Engineering synergistic di-iron sites and anion microenvironments in a metal–organic framework catalyst for aerobic Wacker-type olefin oxidation

Abstract

The deliberate construction of cooperative multinuclear metal sites within heterogeneous catalysts offers a promising strategy for enhancing catalytic performance, yet precise control over metal–metal synergy and local anion environments remains challenging. Here, we demonstrate a programmable metal–organic framework (MOF) platform in which flexible pyridylmethylamine (pyma) side chains are grafted onto a UiO-67 framework and coordinate to iron sites bearing different counteranions, enabling the construction of di-iron centres with tuneable anion environments. The resulting MOF-confined di-iron catalyst efficiently promotes the aerobic Wacker-type oxidation of a wide range of olefins under mild conditions, exhibiting a broad substrate scope and good functional-group tolerance.

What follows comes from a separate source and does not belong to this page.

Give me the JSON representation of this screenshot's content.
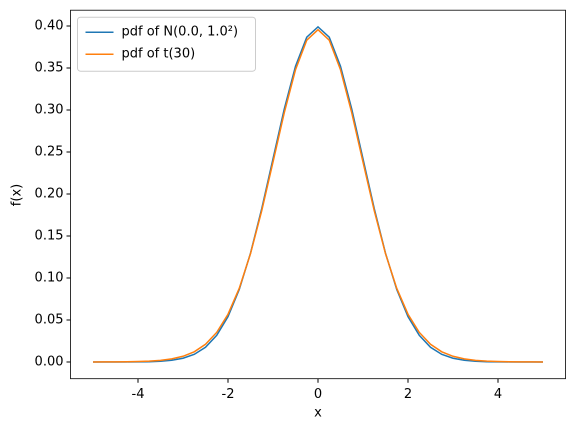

Comparative studies with mononuclear analogues and catalysts bearing different counteranions (Cl⁻, Br⁻, OAc⁻, and OTf⁻) reveal that both metal–metal cooperation and the local anion environment govern catalytic performance. This work thus establishes a design principle for engineering adaptive multinuclear catalysts with tunable microenvironments in confined spaces to achieve advanced oxidation reactions.